Canadians are behind an urgent drive for the resource sector as well. Business Council of Alberta polling indicates 70 per cent of Canadians support developing and exporting our natural resources, and 80 per cent back growing jobs and the economy through greater competitiveness.

An Angus Reid survey said 59 per cent of Canadians support an oil pipeline to B.C.’s north coast. Truly, those who speak against further resource development and export in Canada are, frankly, speaking against the prosperity and well-being of Canadians.

If Prime Minister Mark Carney wants to see $500 billion in private capital invested by the end of his government’s term, lofty as that sounds, it is achievable, but only if Canada goes big on the sector that can actually deliver it and we do it quickly.

Canada can improve its investment climate for the resource sector, unlocking billions in private capital waiting on the sidelines.
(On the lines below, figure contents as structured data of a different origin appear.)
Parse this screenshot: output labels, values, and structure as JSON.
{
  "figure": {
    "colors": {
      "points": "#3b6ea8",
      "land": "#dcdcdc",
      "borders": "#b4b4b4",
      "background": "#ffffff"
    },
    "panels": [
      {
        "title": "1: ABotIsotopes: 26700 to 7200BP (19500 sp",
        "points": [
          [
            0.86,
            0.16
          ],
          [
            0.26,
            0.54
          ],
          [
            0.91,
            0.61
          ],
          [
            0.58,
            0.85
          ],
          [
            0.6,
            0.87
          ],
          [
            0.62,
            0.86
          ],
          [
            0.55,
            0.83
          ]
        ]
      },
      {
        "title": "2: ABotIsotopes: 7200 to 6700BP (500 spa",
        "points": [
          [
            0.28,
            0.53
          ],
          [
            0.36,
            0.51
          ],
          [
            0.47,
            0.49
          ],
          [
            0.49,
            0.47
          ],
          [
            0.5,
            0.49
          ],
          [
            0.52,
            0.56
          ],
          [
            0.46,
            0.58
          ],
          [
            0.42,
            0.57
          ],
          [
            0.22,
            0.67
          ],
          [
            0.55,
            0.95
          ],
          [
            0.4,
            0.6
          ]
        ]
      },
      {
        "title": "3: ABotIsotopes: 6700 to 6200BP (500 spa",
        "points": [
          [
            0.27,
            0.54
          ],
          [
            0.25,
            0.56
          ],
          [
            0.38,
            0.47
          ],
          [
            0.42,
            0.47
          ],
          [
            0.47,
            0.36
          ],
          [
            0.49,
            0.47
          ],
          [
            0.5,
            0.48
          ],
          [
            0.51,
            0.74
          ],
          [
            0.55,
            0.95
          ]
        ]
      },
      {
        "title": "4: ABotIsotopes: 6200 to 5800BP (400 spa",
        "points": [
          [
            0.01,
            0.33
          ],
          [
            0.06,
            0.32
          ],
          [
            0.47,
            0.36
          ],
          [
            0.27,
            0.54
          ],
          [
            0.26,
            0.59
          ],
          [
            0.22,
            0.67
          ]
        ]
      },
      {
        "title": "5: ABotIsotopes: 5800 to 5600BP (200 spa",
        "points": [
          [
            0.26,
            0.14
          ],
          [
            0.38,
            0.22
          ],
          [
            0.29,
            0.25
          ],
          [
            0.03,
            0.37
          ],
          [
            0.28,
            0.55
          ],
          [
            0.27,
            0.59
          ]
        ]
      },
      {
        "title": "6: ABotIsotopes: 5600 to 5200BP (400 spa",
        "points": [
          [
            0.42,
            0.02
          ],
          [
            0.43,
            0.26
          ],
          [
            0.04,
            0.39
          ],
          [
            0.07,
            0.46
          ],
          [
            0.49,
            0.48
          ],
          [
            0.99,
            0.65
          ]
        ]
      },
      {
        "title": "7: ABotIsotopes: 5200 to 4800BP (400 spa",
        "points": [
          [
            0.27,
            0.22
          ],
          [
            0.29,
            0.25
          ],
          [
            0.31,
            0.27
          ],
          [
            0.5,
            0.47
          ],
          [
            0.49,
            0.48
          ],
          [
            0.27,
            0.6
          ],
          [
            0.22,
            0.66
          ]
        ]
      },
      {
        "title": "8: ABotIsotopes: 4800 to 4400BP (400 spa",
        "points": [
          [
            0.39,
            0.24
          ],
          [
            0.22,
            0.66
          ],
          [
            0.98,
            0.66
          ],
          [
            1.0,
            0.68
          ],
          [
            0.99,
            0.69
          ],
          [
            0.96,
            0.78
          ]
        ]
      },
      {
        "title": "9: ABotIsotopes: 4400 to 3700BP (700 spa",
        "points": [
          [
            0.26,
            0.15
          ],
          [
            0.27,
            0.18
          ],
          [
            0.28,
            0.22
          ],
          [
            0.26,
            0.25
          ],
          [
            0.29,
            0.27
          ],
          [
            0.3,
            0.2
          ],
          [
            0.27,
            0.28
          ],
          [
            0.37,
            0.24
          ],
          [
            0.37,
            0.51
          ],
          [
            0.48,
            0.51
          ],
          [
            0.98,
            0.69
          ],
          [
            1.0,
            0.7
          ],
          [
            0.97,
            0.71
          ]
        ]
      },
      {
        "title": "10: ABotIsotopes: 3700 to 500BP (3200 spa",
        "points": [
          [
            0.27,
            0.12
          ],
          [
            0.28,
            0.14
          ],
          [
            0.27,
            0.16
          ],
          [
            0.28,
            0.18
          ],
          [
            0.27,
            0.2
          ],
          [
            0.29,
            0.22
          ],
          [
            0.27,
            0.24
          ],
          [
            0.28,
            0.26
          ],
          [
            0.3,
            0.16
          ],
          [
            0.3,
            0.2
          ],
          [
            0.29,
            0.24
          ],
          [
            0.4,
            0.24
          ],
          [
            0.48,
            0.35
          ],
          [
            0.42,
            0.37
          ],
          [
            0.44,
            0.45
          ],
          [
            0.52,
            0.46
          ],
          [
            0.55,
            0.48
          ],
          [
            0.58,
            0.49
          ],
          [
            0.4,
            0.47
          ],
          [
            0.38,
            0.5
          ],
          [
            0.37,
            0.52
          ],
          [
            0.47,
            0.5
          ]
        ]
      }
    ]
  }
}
That means pulling back policies that deter growth, such as the proposed oil and gas emissions cap and clean electricity regulations, and fast-tracking approvals for projects like LNG Phase 2, a West Coast oil pipeline, the Ring of Fire and critical mineral and mining projects nationwide. It means working early with Indigenous nations to ensure partnership, equity and shared prosperity. And it also means enhancing the port, rail, and air infrastructure to move our products to global markets.

We must also compete with the U.S. on taxes. Matching American corporate and personal tax rates, capital gains treatment and accelerated depreciation would attract investment dollars as well as the entrepreneurs and executives capable of delivering it.

Above all, Canada must move faster. The U.S. built and implemented the Inflation Reduction Act in record time while we were still consulting on strategies for critical minerals and clean energy. Even our so-called “accelerated” processes are slow — Bill C-5 merely trims project approvals to two years from five.

In the U.S., major project approvals of six months are being envisioned. We can’t afford our pace. In early 2025, we were seized as a nation to move fast and do better at home. I worry the window on that unity is closing.

If we want to protect our economy and our prosperity, we need to act decisively on the resource sector with the scale and urgency this moment demands.